In Meason v. Gilbert. 236 Ga. 862 (226 SE2d 49) (1976), the plaintiff complained that he had been induced to purchase securities because of certain oral fraudulent misrepresentations by the defendants' agent and that the defendants knew or acquiesced in the misrepresentations. Id. at 863. The defendants were granted summary judgment on the plaintiff's claim under the Georgia Securities Act, having cited an integration clause in the stock purchase agreement providing that no representations other than those contained in the prospectus had induced the purchaser to buy the securities.

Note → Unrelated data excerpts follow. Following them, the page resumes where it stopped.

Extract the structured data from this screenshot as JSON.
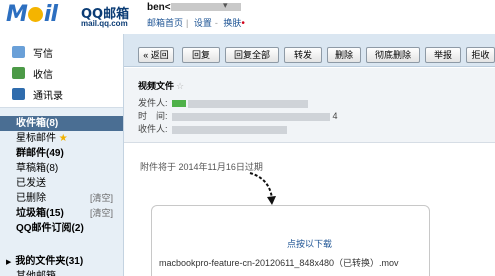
{
  "header": {
    "logo_text": "MOil",
    "brand": "QQ邮箱",
    "brand_url": "mail.qq.com",
    "user_prefix": "ben<",
    "links": [
      "邮箱首页",
      "设置",
      "换肤"
    ]
  },
  "sidebar": {
    "tools": [
      {
        "label": "写信",
        "icon": "write-icon"
      },
      {
        "label": "收信",
        "icon": "inbox-icon"
      },
      {
        "label": "通讯录",
        "icon": "contacts-icon"
      }
    ],
    "folders": [
      {
        "label": "收件箱(8)",
        "active": true
      },
      {
        "label": "星标邮件",
        "star": true
      },
      {
        "label": "群邮件(49)",
        "bold": true
      },
      {
        "label": "草稿箱(8)"
      },
      {
        "label": "已发送"
      },
      {
        "label": "已删除",
        "clear": "[清空]"
      },
      {
        "label": "垃圾箱(15)",
        "bold": true,
        "clear": "[清空]"
      },
      {
        "label": "QQ邮件订阅(2)",
        "bold": true
      }
    ],
    "my_folders": "我的文件夹(31)",
    "other_mail": "其他邮箱"
  },
  "toolbar": {
    "buttons": [
      "« 返回",
      "回复",
      "回复全部",
      "转发",
      "删除",
      "彻底删除",
      "举报",
      "拒收"
    ]
  },
  "mail": {
    "subject": "视频文件",
    "star_glyph": "☆",
    "from_label": "发件人:",
    "time_label": "时　间:",
    "time_tail": "4",
    "to_label": "收件人:",
    "expire_text": "附件将于 2014年11月16日过期",
    "download_text": "点按以下载",
    "file_name": "macbookpro-feature-cn-20120611_848x480（已转换）.mov"
  },
  "colors": {
    "toolbar_bg": "#dae6f1",
    "sidebar_bg": "#e7eff6",
    "active_folder_bg": "#4a6e93",
    "link": "#1e5494"
  }
}
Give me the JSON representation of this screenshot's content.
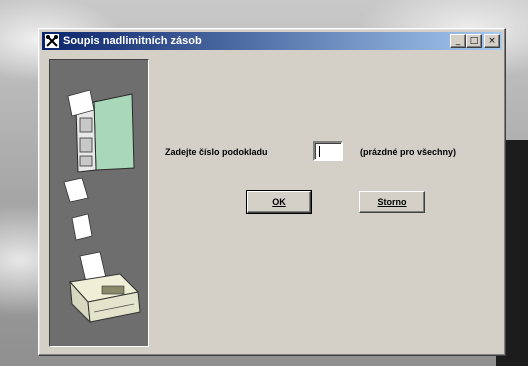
{
  "window": {
    "title": "Soupis nadlimitních zásob",
    "app_icon": "tools-icon",
    "controls": {
      "minimize": "_",
      "maximize": "□",
      "close": "×"
    }
  },
  "illustration": {
    "icons": [
      "file-cabinet-icon",
      "paper-sheet-icon",
      "paper-sheet-icon",
      "printer-icon"
    ]
  },
  "form": {
    "prompt_label": "Zadejte číslo podokladu",
    "input_value": "",
    "hint_label": "(prázdné pro všechny)"
  },
  "buttons": {
    "ok_label": "OK",
    "cancel_label": "Storno"
  },
  "colors": {
    "title_gradient_start": "#0a246a",
    "title_gradient_end": "#a6caf0",
    "dialog_face": "#d4d0c8",
    "side_panel": "#6e6e6e"
  }
}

Id. at 862. The Supreme Court of Georgia, however, ruled in favor of the plaintiff, reasoning: "To allow a purchaser to waive by contract at the time of purchase all violations of the Securities Act would eviscerate the very protections afforded by the statute and such a purported waiver would be void and of no effect." Id. at 863. The Supreme Court of Georgia found unenforceable a stock purchase agreement's merger clause which stated that no representations other than those contained in the prospectus induced the purchaser to buy certain securities. The purchaser alleged that he had been induced to buy the securities by fraudulent oral misrepresentations. The Supreme Court held that to allow a purchaser to waive all violations of the Georgia Securities Act by contract would eviscerate the protections of that Act and that such a waiver would be void. Id. at 863.